Jet Jockeys: No Longer Top Fun
There was a time, Mike Rainey recalls, when Marine Corps fighter squadrons seemed as much like hard-drinking frat houses as professional military units.
"Very seldom did you see married guys," says Mr. Rainey, a retired F-18 pilot now selling antiques in Beaufort, S.C. "It was like a big fraternity."
When Rainey left the Marines five years ago, he noticed striking changes from his early days in the 1970s. The lieutenants and captains all seemed older. They studied a lot. Most had kids.
Today, the image of the quintessentially macho fighter jock, part Top Gun and part Great Santini, is fading from view. In Air Force, Navy, and Marine Corps aviation units, the culture is shifting from drink hard and fly by the seat of your pants to study hard and train the way you will fight.
The evolution, which may belie Hollywood stereotypes, has several root causes, from unnecessarily high pilot losses in Vietnam to the professional all-volunteer military's reluctance to turn over $40-million aircraft to hotheads.
A Marine EA-6B Prowler's deadly encounter with a gondola in Italy may have evoked ghosts of military flying's ignoble past. (Italy debates US bases). But today's pilots are the best-trained and most proficient ever, experts say. Even more important, a culture that once catered to the loud and brash is redefining itself, though elements of the old still persist, as the "tailhook" scandal a few years ago showed.
One good measure of this, despite a few high-profile crashes, is last year's accident rate. Although the spectacular footage of an Air Force Stealth Fighter falling apart at an airshow stunned the public, the service had one of its safest years on record. Measured by the number of crashes and deaths per 100,000 flying hours, Air Force pilots were near historic lows.
Those who remember the buckaroo days of Vietnam and the "hollow" military of the late 1970s say it's no accident. In addition to a change in military pilot culture, training for each of the services is as challenging and realistic as it's ever been.
Chalk that up to Vietnam, when pilots like Chuck Horner were unprepared for the maneuverability of Russian-built MIGs, deadly surface-to-air missiles, and commanders who put pilots at risk with predictable attack routes.

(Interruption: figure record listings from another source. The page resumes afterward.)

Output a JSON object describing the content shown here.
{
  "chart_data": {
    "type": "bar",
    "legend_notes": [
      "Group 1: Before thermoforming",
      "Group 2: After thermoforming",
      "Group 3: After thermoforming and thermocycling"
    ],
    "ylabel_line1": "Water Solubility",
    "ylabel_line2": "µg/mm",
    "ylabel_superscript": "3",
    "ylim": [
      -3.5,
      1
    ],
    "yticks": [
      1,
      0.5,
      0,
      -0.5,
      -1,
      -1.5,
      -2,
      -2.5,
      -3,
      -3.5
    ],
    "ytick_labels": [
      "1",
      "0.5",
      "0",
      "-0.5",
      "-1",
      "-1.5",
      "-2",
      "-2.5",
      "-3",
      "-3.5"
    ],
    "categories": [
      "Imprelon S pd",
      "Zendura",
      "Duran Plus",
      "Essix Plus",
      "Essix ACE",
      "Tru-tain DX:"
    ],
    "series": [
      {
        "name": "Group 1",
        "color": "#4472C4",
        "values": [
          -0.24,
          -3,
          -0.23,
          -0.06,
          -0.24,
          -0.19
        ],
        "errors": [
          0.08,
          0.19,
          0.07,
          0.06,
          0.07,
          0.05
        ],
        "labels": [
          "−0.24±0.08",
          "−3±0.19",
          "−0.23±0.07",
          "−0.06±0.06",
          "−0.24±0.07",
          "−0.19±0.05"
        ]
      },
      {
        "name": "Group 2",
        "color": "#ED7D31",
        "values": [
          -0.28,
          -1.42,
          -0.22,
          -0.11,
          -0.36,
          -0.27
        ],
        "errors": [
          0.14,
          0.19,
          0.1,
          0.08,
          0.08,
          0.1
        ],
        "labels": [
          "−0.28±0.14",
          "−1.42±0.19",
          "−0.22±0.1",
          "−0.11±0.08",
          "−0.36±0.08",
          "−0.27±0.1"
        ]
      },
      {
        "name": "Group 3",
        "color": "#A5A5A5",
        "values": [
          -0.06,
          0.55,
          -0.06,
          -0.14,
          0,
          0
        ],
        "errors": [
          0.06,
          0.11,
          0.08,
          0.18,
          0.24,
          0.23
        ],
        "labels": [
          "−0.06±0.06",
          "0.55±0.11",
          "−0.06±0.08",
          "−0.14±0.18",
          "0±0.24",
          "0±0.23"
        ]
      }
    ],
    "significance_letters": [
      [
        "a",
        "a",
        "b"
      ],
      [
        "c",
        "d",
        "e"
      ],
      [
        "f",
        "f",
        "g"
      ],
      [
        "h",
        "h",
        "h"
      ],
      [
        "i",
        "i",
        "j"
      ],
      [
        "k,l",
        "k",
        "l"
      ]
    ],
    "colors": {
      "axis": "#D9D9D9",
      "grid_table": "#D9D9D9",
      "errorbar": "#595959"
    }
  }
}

At least, this was true during the the early days of the war, when US pilots had little experience flying in such an environment. In the end, the US had a better kill ratio against MIGs than Vietnamese pilots had against US aviators.
After the war, the Air Force, Navy, and Marines established rigorous schools that taught fighter pilots the essentials of air-to-air combat, the art of defeating deadly SAMs, and later gave them a generation of great airplanes like the F-16 Falcon and the A-10 Warthog.
In his epic book on the modern military, "Prodigal Soldiers," James Kitfield describes how Mr. Horner, who would lead the overwhelming air attack against Iraq in the Gulf War, marveled at the transformation of Air Force pilots in the 1980s.
"Sometimes Horner had to check a temptation to tell them to lighten up and have some fun, so earnest did this young generation of young pilots seem," Mr. Kitfield writes. "Horner knew that the old barnstorming ethos of the Air Force he had joined was quickly disappearing." To the casual observer expecting the raucous fliers of old, he adds, this "new generation of fighter pilots they were training came off as more soft-spoken and studious, almost like well-mannered accountants."
Benefits of better training
Such broad changes, some believe, have paid huge dividends in training and battlegrounds around the world. Others lament the loss of the rough-and-tumble fighter jock and the colorful characters that forever found their way into unit lore.
Rainey says one factor in his decision to retire was that "the fun had gone out of the business." He didn't regret most of the changes that came to Marine flying, but occasionally longed for the zany old days.
Phil Leventis, a South Carolina state senator and veteran of the Gulf War, thinks the change in pilot bearing and self-image is profound.
Mr. Leventis, who flew with an Air National Guard F-16 squadron during the war, believes most commanders today are obsessive about who they put in a cockpit and what they might do once they get there.
"It is a perpetual, eternal question that has to be addressed each and every day," he says. "We don't want people not willing to press the limits, but you have to be careful not to go past them. We ask it every single day."